There is evidence that the Digital Arts and Culture Accelerator had a substantial positive impact on participating individuals and, to a lesser degree, their organisations. In particular:
- Participating individuals used the DACA process to review how content and products are developed, supported and brought to market. For two participating organisations, this included the development of new ventures to increase the likelihood of reaching investment by de-coupling from the complex mission and structure of their parent organisation.
- The programme demonstrated that with dedicated and intensive support and guidance, arts and cultural organisations can develop clear product ideas that are notionally investable.
- In some instances a lack of senior-level commitment, the struggle to reconcile commercial goals with organisational objectives or the overall investment readiness of their ventures held organisations back in their goals to take their ideas out of the development phase.
Following the Digital R&D Fund for the Arts, Arts Council England and Nesta commissioned the Digital Arts and Culture Accelerator (DACA) to test whether a now-mainstream business support approach (the accelerator model) could help arts and culture organisations create investment-ready ventures.

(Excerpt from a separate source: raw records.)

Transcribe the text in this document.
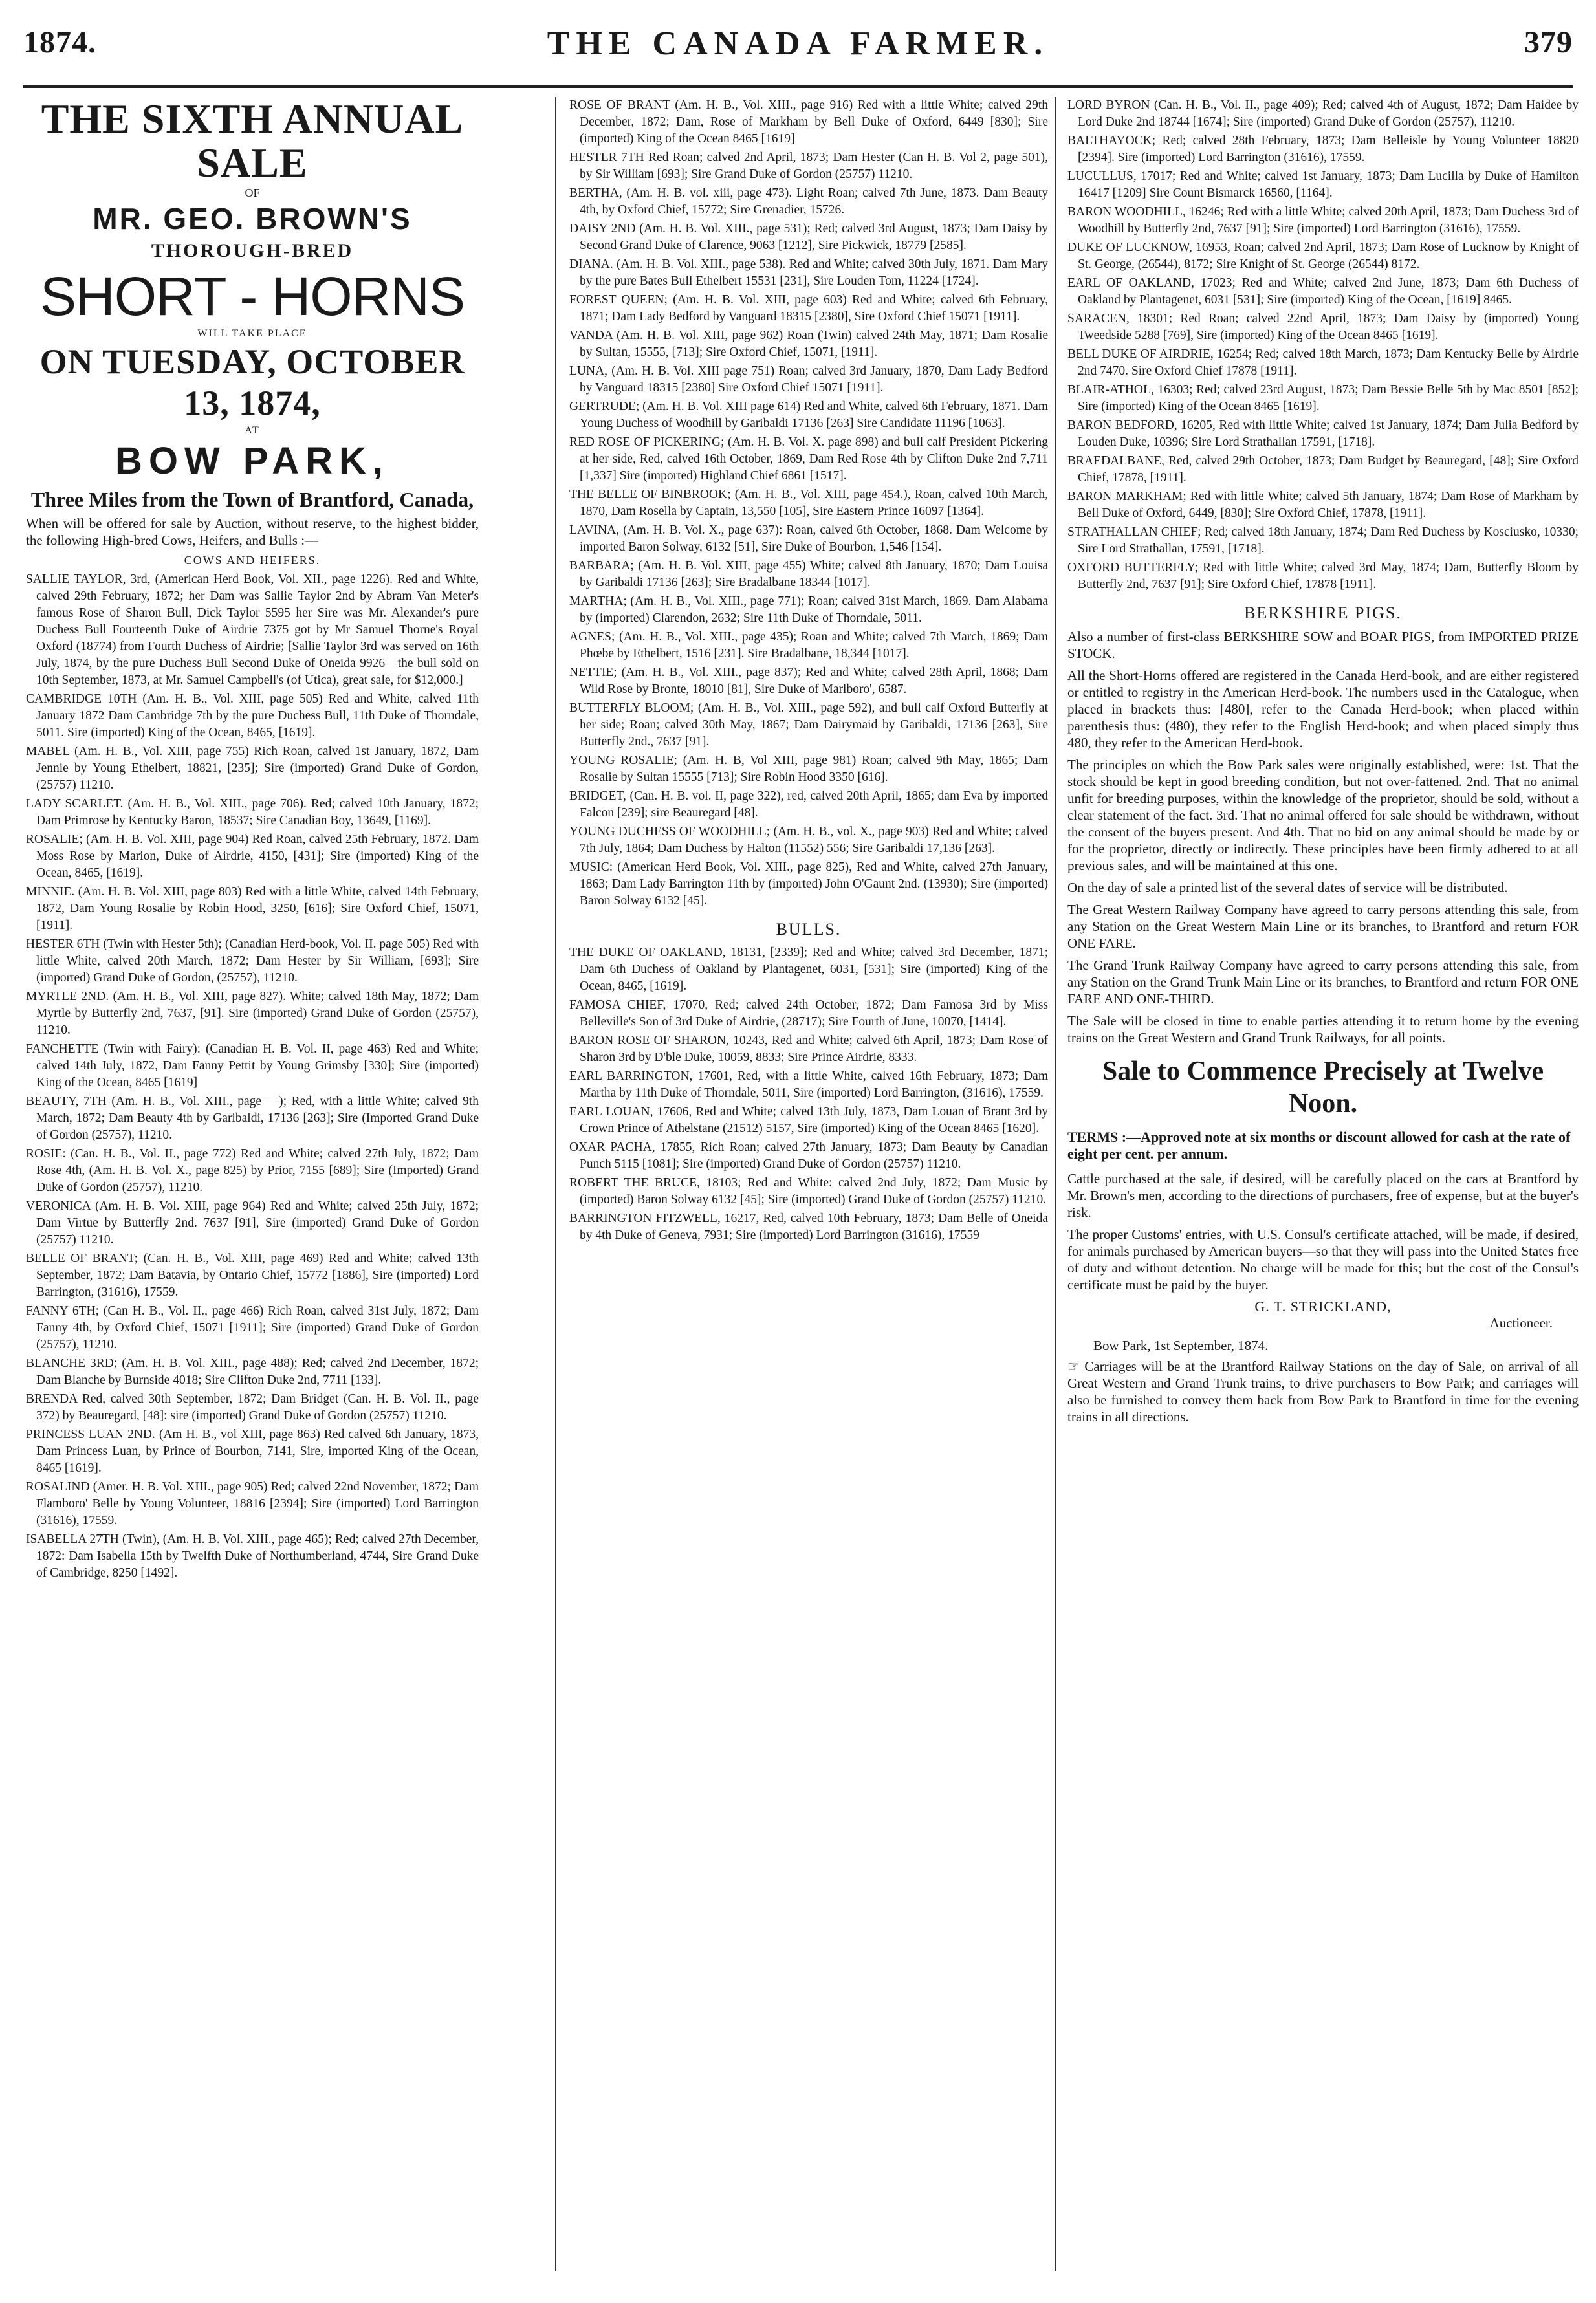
1874.	THE CANADA FARMER.	379
THE SIXTH ANNUAL SALE
OF
MR. GEO. BROWN'S
THOROUGH-BRED
SHORT - HORNS
WILL TAKE PLACE
ON TUESDAY, OCTOBER 13, 1874,
AT
BOW PARK,
Three Miles from the Town of Brantford, Canada,

When will be offered for sale by Auction, without reserve, to the highest bidder, the following High-bred Cows, Heifers, and Bulls :—

COWS AND HEIFERS.

SALLIE TAYLOR, 3rd, (American Herd Book, Vol. XII., page 1226). Red and White, calved 29th February, 1872; her Dam was Sallie Taylor 2nd by Abram Van Meter's famous Rose of Sharon Bull, Dick Taylor 5595 her Sire was Mr. Alexander's pure Duchess Bull Fourteenth Duke of Airdrie 7375 got by Mr Samuel Thorne's Royal Oxford (18774) from Fourth Duchess of Airdrie; [Sallie Taylor 3rd was served on 16th July, 1874, by the pure Duchess Bull Second Duke of Oneida 9926—the bull sold on 10th September, 1873, at Mr. Samuel Campbell's (of Utica), great sale, for $12,000.]

CAMBRIDGE 10TH (Am. H. B., Vol. XIII, page 505) Red and White, calved 11th January 1872 Dam Cambridge 7th by the pure Duchess Bull, 11th Duke of Thorndale, 5011. Sire (imported) King of the Ocean, 8465, [1619].

MABEL (Am. H. B., Vol. XIII, page 755) Rich Roan, calved 1st January, 1872, Dam Jennie by Young Ethelbert, 18821, [235]; Sire (imported) Grand Duke of Gordon, (25757) 11210.

LADY SCARLET. (Am. H. B., Vol. XIII., page 706). Red; calved 10th January, 1872; Dam Primrose by Kentucky Baron, 18537; Sire Canadian Boy, 13649, [1169].

ROSALIE; (Am. H. B. Vol. XIII, page 904) Red Roan, calved 25th February, 1872. Dam Moss Rose by Marion, Duke of Airdrie, 4150, [431]; Sire (imported) King of the Ocean, 8465, [1619].

MINNIE. (Am. H. B. Vol. XIII, page 803) Red with a little White, calved 14th February, 1872, Dam Young Rosalie by Robin Hood, 3250, [616]; Sire Oxford Chief, 15071, [1911].

HESTER 6TH (Twin with Hester 5th); (Canadian Herd-book, Vol. II. page 505) Red with little White, calved 20th March, 1872; Dam Hester by Sir William, [693]; Sire (imported) Grand Duke of Gordon, (25757), 11210.

MYRTLE 2ND. (Am. H. B., Vol. XIII, page 827). White; calved 18th May, 1872; Dam Myrtle by Butterfly 2nd, 7637, [91]. Sire (imported) Grand Duke of Gordon (25757), 11210.

FANCHETTE (Twin with Fairy): (Canadian H. B. Vol. II, page 463) Red and White; calved 14th July, 1872, Dam Fanny Pettit by Young Grimsby [330]; Sire (imported) King of the Ocean, 8465 [1619]

BEAUTY, 7TH (Am. H. B., Vol. XIII., page —); Red, with a little White; calved 9th March, 1872; Dam Beauty 4th by Garibaldi, 17136 [263]; Sire (Imported Grand Duke of Gordon (25757), 11210.

ROSIE: (Can. H. B., Vol. II., page 772) Red and White; calved 27th July, 1872; Dam Rose 4th, (Am. H. B. Vol. X., page 825) by Prior, 7155 [689]; Sire (Imported) Grand Duke of Gordon (25757), 11210.

VERONICA (Am. H. B. Vol. XIII, page 964) Red and White; calved 25th July, 1872; Dam Virtue by Butterfly 2nd. 7637 [91], Sire (imported) Grand Duke of Gordon (25757) 11210.

BELLE OF BRANT; (Can. H. B., Vol. XIII, page 469) Red and White; calved 13th September, 1872; Dam Batavia, by Ontario Chief, 15772 [1886], Sire (imported) Lord Barrington, (31616), 17559.

FANNY 6TH; (Can H. B., Vol. II., page 466) Rich Roan, calved 31st July, 1872; Dam Fanny 4th, by Oxford Chief, 15071 [1911]; Sire (imported) Grand Duke of Gordon (25757), 11210.

BLANCHE 3RD; (Am. H. B. Vol. XIII., page 488); Red; calved 2nd December, 1872; Dam Blanche by Burnside 4018; Sire Clifton Duke 2nd, 7711 [133].

BRENDA Red, calved 30th September, 1872; Dam Bridget (Can. H. B. Vol. II., page 372) by Beauregard, [48]: sire (imported) Grand Duke of Gordon (25757) 11210.

PRINCESS LUAN 2ND. (Am H. B., vol XIII, page 863) Red calved 6th January, 1873, Dam Princess Luan, by Prince of Bourbon, 7141, Sire, imported King of the Ocean, 8465 [1619].

ROSALIND (Amer. H. B. Vol. XIII., page 905) Red; calved 22nd November, 1872; Dam Flamboro' Belle by Young Volunteer, 18816 [2394]; Sire (imported) Lord Barrington (31616), 17559.

ISABELLA 27TH (Twin), (Am. H. B. Vol. XIII., page 465); Red; calved 27th December, 1872: Dam Isabella 15th by Twelfth Duke of Northumberland, 4744, Sire Grand Duke of Cambridge, 8250 [1492].

ROSE OF BRANT (Am. H. B., Vol. XIII., page 916) Red with a little White; calved 29th December, 1872; Dam, Rose of Markham by Bell Duke of Oxford, 6449 [830]; Sire (imported) King of the Ocean 8465 [1619]

HESTER 7TH Red Roan; calved 2nd April, 1873; Dam Hester (Can H. B. Vol 2, page 501), by Sir William [693]; Sire Grand Duke of Gordon (25757) 11210.

BERTHA, (Am. H. B. vol. xiii, page 473). Light Roan; calved 7th June, 1873. Dam Beauty 4th, by Oxford Chief, 15772; Sire Grenadier, 15726.

DAISY 2ND (Am. H. B. Vol. XIII., page 531); Red; calved 3rd August, 1873; Dam Daisy by Second Grand Duke of Clarence, 9063 [1212], Sire Pickwick, 18779 [2585].

DIANA. (Am. H. B. Vol. XIII., page 538). Red and White; calved 30th July, 1871. Dam Mary by the pure Bates Bull Ethelbert 15531 [231], Sire Louden Tom, 11224 [1724].

FOREST QUEEN; (Am. H. B. Vol. XIII, page 603) Red and White; calved 6th February, 1871; Dam Lady Bedford by Vanguard 18315 [2380], Sire Oxford Chief 15071 [1911].

VANDA (Am. H. B. Vol. XIII, page 962) Roan (Twin) calved 24th May, 1871; Dam Rosalie by Sultan, 15555, [713]; Sire Oxford Chief, 15071, [1911].

LUNA, (Am. H. B. Vol. XIII page 751) Roan; calved 3rd January, 1870, Dam Lady Bedford by Vanguard 18315 [2380] Sire Oxford Chief 15071 [1911].

GERTRUDE; (Am. H. B. Vol. XIII page 614) Red and White, calved 6th February, 1871. Dam Young Duchess of Woodhill by Garibaldi 17136 [263] Sire Candidate 11196 [1063].

RED ROSE OF PICKERING; (Am. H. B. Vol. X. page 898) and bull calf President Pickering at her side, Red, calved 16th October, 1869, Dam Red Rose 4th by Clifton Duke 2nd 7,711 [1,337] Sire (imported) Highland Chief 6861 [1517].

THE BELLE OF BINBROOK; (Am. H. B., Vol. XIII, page 454.), Roan, calved 10th March, 1870, Dam Rosella by Captain, 13,550 [105], Sire Eastern Prince 16097 [1364].

LAVINA, (Am. H. B. Vol. X., page 637): Roan, calved 6th October, 1868. Dam Welcome by imported Baron Solway, 6132 [51], Sire Duke of Bourbon, 1,546 [154].

BARBARA; (Am. H. B. Vol. XIII, page 455) White; calved 8th January, 1870; Dam Louisa by Garibaldi 17136 [263]; Sire Bradalbane 18344 [1017].

MARTHA; (Am. H. B., Vol. XIII., page 771); Roan; calved 31st March, 1869. Dam Alabama by (imported) Clarendon, 2632; Sire 11th Duke of Thorndale, 5011.

AGNES; (Am. H. B., Vol. XIII., page 435); Roan and White; calved 7th March, 1869; Dam Phœbe by Ethelbert, 1516 [231]. Sire Bradalbane, 18,344 [1017].

NETTIE; (Am. H. B., Vol. XIII., page 837); Red and White; calved 28th April, 1868; Dam Wild Rose by Bronte, 18010 [81], Sire Duke of Marlboro', 6587.

BUTTERFLY BLOOM; (Am. H. B., Vol. XIII., page 592), and bull calf Oxford Butterfly at her side; Roan; calved 30th May, 1867; Dam Dairymaid by Garibaldi, 17136 [263], Sire Butterfly 2nd., 7637 [91].

YOUNG ROSALIE; (Am. H. B, Vol XIII, page 981) Roan; calved 9th May, 1865; Dam Rosalie by Sultan 15555 [713]; Sire Robin Hood 3350 [616].

BRIDGET, (Can. H. B. vol. II, page 322), red, calved 20th April, 1865; dam Eva by imported Falcon [239]; sire Beauregard [48].

YOUNG DUCHESS OF WOODHILL; (Am. H. B., vol. X., page 903) Red and White; calved 7th July, 1864; Dam Duchess by Halton (11552) 556; Sire Garibaldi 17,136 [263].

MUSIC: (American Herd Book, Vol. XIII., page 825), Red and White, calved 27th January, 1863; Dam Lady Barrington 11th by (imported) John O'Gaunt 2nd. (13930); Sire (imported) Baron Solway 6132 [45].

BULLS.

THE DUKE OF OAKLAND, 18131, [2339]; Red and White; calved 3rd December, 1871; Dam 6th Duchess of Oakland by Plantagenet, 6031, [531]; Sire (imported) King of the Ocean, 8465, [1619].

FAMOSA CHIEF, 17070, Red; calved 24th October, 1872; Dam Famosa 3rd by Miss Belleville's Son of 3rd Duke of Airdrie, (28717); Sire Fourth of June, 10070, [1414].

BARON ROSE OF SHARON, 10243, Red and White; calved 6th April, 1873; Dam Rose of Sharon 3rd by D'ble Duke, 10059, 8833; Sire Prince Airdrie, 8333.

EARL BARRINGTON, 17601, Red, with a little White, calved 16th February, 1873; Dam Martha by 11th Duke of Thorndale, 5011, Sire (imported) Lord Barrington, (31616), 17559.

EARL LOUAN, 17606, Red and White; calved 13th July, 1873, Dam Louan of Brant 3rd by Crown Prince of Athelstane (21512) 5157, Sire (imported) King of the Ocean 8465 [1620].

OXAR PACHA, 17855, Rich Roan; calved 27th January, 1873; Dam Beauty by Canadian Punch 5115 [1081]; Sire (imported) Grand Duke of Gordon (25757) 11210.

ROBERT THE BRUCE, 18103; Red and White: calved 2nd July, 1872; Dam Music by (imported) Baron Solway 6132 [45]; Sire (imported) Grand Duke of Gordon (25757) 11210.

BARRINGTON FITZWELL, 16217, Red, calved 10th February, 1873; Dam Belle of Oneida by 4th Duke of Geneva, 7931; Sire (imported) Lord Barrington (31616), 17559

LORD BYRON (Can. H. B., Vol. II., page 409); Red; calved 4th of August, 1872; Dam Haidee by Lord Duke 2nd 18744 [1674]; Sire (imported) Grand Duke of Gordon (25757), 11210.

BALTHAYOCK; Red; calved 28th February, 1873; Dam Belleisle by Young Volunteer 18820 [2394]. Sire (imported) Lord Barrington (31616), 17559.

LUCULLUS, 17017; Red and White; calved 1st January, 1873; Dam Lucilla by Duke of Hamilton 16417 [1209] Sire Count Bismarck 16560, [1164].

BARON WOODHILL, 16246; Red with a little White; calved 20th April, 1873; Dam Duchess 3rd of Woodhill by Butterfly 2nd, 7637 [91]; Sire (imported) Lord Barrington (31616), 17559.

DUKE OF LUCKNOW, 16953, Roan; calved 2nd April, 1873; Dam Rose of Lucknow by Knight of St. George, (26544), 8172; Sire Knight of St. George (26544) 8172.

EARL OF OAKLAND, 17023; Red and White; calved 2nd June, 1873; Dam 6th Duchess of Oakland by Plantagenet, 6031 [531]; Sire (imported) King of the Ocean, [1619] 8465.

SARACEN, 18301; Red Roan; calved 22nd April, 1873; Dam Daisy by (imported) Young Tweedside 5288 [769], Sire (imported) King of the Ocean 8465 [1619].

BELL DUKE OF AIRDRIE, 16254; Red; calved 18th March, 1873; Dam Kentucky Belle by Airdrie 2nd 7470. Sire Oxford Chief 17878 [1911].

BLAIR-ATHOL, 16303; Red; calved 23rd August, 1873; Dam Bessie Belle 5th by Mac 8501 [852]; Sire (imported) King of the Ocean 8465 [1619].

BARON BEDFORD, 16205, Red with little White; calved 1st January, 1874; Dam Julia Bedford by Louden Duke, 10396; Sire Lord Strathallan 17591, [1718].

BRAEDALBANE, Red, calved 29th October, 1873; Dam Budget by Beauregard, [48]; Sire Oxford Chief, 17878, [1911].

BARON MARKHAM; Red with little White; calved 5th January, 1874; Dam Rose of Markham by Bell Duke of Oxford, 6449, [830]; Sire Oxford Chief, 17878, [1911].

STRATHALLAN CHIEF; Red; calved 18th January, 1874; Dam Red Duchess by Kosciusko, 10330; Sire Lord Strathallan, 17591, [1718].

OXFORD BUTTERFLY; Red with little White; calved 3rd May, 1874; Dam, Butterfly Bloom by Butterfly 2nd, 7637 [91]; Sire Oxford Chief, 17878 [1911].

BERKSHIRE PIGS.

Also a number of first-class BERKSHIRE SOW and BOAR PIGS, from IMPORTED PRIZE STOCK.

All the Short-Horns offered are registered in the Canada Herd-book, and are either registered or entitled to registry in the American Herd-book. The numbers used in the Catalogue, when placed in brackets thus: [480], refer to the Canada Herd-book; when placed within parenthesis thus: (480), they refer to the English Herd-book; and when placed simply thus 480, they refer to the American Herd-book.

The principles on which the Bow Park sales were originally established, were: 1st. That the stock should be kept in good breeding condition, but not over-fattened. 2nd. That no animal unfit for breeding purposes, within the knowledge of the proprietor, should be sold, without a clear statement of the fact. 3rd. That no animal offered for sale should be withdrawn, without the consent of the buyers present. And 4th. That no bid on any animal should be made by or for the proprietor, directly or indirectly. These principles have been firmly adhered to at all previous sales, and will be maintained at this one.

On the day of sale a printed list of the several dates of service will be distributed.

The Great Western Railway Company have agreed to carry persons attending this sale, from any Station on the Great Western Main Line or its branches, to Brantford and return FOR ONE FARE.

The Grand Trunk Railway Company have agreed to carry persons attending this sale, from any Station on the Grand Trunk Main Line or its branches, to Brantford and return FOR ONE FARE AND ONE-THIRD.

The Sale will be closed in time to enable parties attending it to return home by the evening trains on the Great Western and Grand Trunk Railways, for all points.

Sale to Commence Precisely at Twelve Noon.

TERMS :—Approved note at six months or discount allowed for cash at the rate of eight per cent. per annum.

Cattle purchased at the sale, if desired, will be carefully placed on the cars at Brantford by Mr. Brown's men, according to the directions of purchasers, free of expense, but at the buyer's risk.

The proper Customs' entries, with U.S. Consul's certificate attached, will be made, if desired, for animals purchased by American buyers—so that they will pass into the United States free of duty and without detention. No charge will be made for this; but the cost of the Consul's certificate must be paid by the buyer.

G. T. STRICKLAND,
Auctioneer.
Bow Park, 1st September, 1874.

☞ Carriages will be at the Brantford Railway Stations on the day of Sale, on arrival of all Great Western and Grand Trunk trains, to drive purchasers to Bow Park; and carriages will also be furnished to convey them back from Bow Park to Brantford in time for the evening trains in all directions.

This meant developing propositions to commercialise digital products and services with the aim of attracting new forms of finance beyond grant funding. In May 2016, nine arts and culture organisations started a bespoke 12-week intensive support programme delivered by The Accelerator Network.
This report presents an evaluation for the programme, which ran from May to September 2016, and gives a detailed analysis on its impact on the participating individuals and organisations as well as a broader narrative around the use of accelerator models within the arts and cultural sector.